President Barack Obama made a media splash four years ago when he became the first president to declare he would publicly release the names of people who came to visit the White House, whether for official business or pleasure.
But the recent scandal over ex-CIA Director David Petraeus’ extramarital affair has exposed the limitations of both the Obama White House’s promise and its practice.
The two women at the center of the controversy – biographer Paula Broadwell who had the affair and Petraeus friend Jill Kelley whose complaint to the FBI about harassing emails uncovered the scandal – visited the White House a total of five times since Obama took office. And none of their visits was in the publicly released database at the time the scandal broke.
The White House offers several explanations. First, all three of Kelley’s visits were in the last three months and the White House typically has a 90-day lag on disclosing visits.
Officials said Broadwell’s first visit to the executive mansion occurred during Obama’s first eight months in office in 2009, a period during which the president had not yet agreed to release the records as a way of settling a lawsuit from a citizen watchdog group.
But Broadwell’s second visit to the White House in 2011 exposes a loophole in the Obama administration’s disclosure commitment that previously escaped much scrutiny. The biographer was invited to a briefing along with about 20 others – many of them from think tanks – for a preview of an Obama speech on Afghanistan.
White House officials said that visit wasn’t disclosed for national security reasons, an explanation that troubles the very disclosure advocates who fought for the release of the visitor logs in the first place.

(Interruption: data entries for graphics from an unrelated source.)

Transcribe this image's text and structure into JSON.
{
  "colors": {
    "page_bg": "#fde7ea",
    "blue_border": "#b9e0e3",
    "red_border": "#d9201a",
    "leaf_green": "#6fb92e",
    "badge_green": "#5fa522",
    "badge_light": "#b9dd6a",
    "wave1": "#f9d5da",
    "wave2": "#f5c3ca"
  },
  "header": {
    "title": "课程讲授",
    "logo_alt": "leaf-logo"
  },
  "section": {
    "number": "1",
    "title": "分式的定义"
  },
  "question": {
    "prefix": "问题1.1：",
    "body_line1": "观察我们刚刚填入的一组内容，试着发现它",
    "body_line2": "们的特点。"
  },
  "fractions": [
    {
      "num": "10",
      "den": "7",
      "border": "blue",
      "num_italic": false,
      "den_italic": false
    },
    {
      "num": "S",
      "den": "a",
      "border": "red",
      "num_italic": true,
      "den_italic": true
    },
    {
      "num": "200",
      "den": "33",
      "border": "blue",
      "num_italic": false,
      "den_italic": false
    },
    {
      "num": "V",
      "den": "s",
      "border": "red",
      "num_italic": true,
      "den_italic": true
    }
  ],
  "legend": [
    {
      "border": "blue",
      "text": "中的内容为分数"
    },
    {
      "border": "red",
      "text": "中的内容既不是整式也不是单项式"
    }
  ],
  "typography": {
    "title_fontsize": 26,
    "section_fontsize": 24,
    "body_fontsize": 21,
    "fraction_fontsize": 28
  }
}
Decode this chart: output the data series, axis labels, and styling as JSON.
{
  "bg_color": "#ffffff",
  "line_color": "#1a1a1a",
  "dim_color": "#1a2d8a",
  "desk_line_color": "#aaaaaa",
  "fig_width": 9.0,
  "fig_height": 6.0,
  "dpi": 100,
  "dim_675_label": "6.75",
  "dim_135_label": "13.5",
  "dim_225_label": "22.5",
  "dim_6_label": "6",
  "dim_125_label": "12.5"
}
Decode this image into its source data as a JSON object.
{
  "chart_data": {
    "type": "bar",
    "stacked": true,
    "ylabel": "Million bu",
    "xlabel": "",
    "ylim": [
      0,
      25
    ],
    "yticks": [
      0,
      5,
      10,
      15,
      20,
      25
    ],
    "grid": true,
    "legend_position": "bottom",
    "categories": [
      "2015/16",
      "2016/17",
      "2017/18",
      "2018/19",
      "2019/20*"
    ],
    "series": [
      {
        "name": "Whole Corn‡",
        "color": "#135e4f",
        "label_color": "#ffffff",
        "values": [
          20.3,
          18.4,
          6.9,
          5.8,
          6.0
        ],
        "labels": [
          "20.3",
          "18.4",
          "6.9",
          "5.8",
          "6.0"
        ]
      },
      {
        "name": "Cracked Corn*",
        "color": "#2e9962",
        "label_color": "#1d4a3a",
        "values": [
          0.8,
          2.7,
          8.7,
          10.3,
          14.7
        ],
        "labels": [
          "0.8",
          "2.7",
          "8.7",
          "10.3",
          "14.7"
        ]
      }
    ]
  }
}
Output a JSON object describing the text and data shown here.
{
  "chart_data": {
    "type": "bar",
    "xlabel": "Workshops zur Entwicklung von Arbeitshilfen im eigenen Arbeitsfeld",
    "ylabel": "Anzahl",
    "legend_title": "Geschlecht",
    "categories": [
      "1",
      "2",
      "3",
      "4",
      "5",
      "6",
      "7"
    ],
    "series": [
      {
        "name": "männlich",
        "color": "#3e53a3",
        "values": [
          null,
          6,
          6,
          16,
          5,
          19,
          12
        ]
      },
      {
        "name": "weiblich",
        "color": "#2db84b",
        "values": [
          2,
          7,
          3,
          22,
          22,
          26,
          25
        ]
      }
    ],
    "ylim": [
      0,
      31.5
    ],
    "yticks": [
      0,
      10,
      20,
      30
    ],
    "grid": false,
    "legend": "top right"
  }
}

The second Broadwell visit “does appear problematic,” said Melanie Sloan, head of the nonpartisan watchdog group Citizens for Responsibility and Ethics in Washington (CREW), which filed the original lawsuit that nudged Obama to disclose the visitor logs. “As part of the settlement of our lawsuit, CREW agreed that certain visits that implicated national security could be withheld. It was our understanding, however, that this would be narrowly construed.
“If the White House is interpreting the exception to allow it to exclude from disclosure a briefing for a group of 20, including individuals who work for think tanks, this is a much broader reading than we ever anticipated. It suggests the exception may be swallowing the rule,” said Sloan, who served as a Justice Department prosecutor during the Clinton years and as a Democratic congressional lawyer before that.
The White House says it can exempt from disclosure any meetings involving national security staff –- such as Broadwell’s 2011 briefing — but it doesn’t know how often that happens because it is not tracking the exemptions, according to an official familiar with the process.
The White House says it volunteered the information about Kelley and Broadwell to reporters in the last few days as a “sign of good faith, and in the interest of being responsive” and that overall it deserves credit for disclosing more than 2.7 million visitors’ entrances to the executive mansion since 2009. It also says there’s a reason for the 90-day time lag in disclosure.
“The short time lag allows the White House to continue to conduct business, while still providing the American people with an unprecedented amount of information about their government. No previous White House has ever adopted such a policy,” the White House said in a statement to the Washington Guardian.
The White House currently is not covered by the Freedom of Information Act and therefore is not legally obligated to disclose visitor records. But when CREW sued to test the president’s commitment to transparency back in 2009, the president agreed to a voluntary release. The exclusions, however, include visits before Sept. 15, 2009 and those perceived to involve national security.
The Petraeus scandal isn’t the first time shortcomings and limitations to the disclosure system have been raised. The nonprofit investigative journalism outlet the Center for Public Integrity in 2011 found numerous instances in which known visitors didn’t show up in the database, including instances of entertainers like Bob Dylan and Joan Bez, who gave live performances at the mansion but weren’t listed in the logs.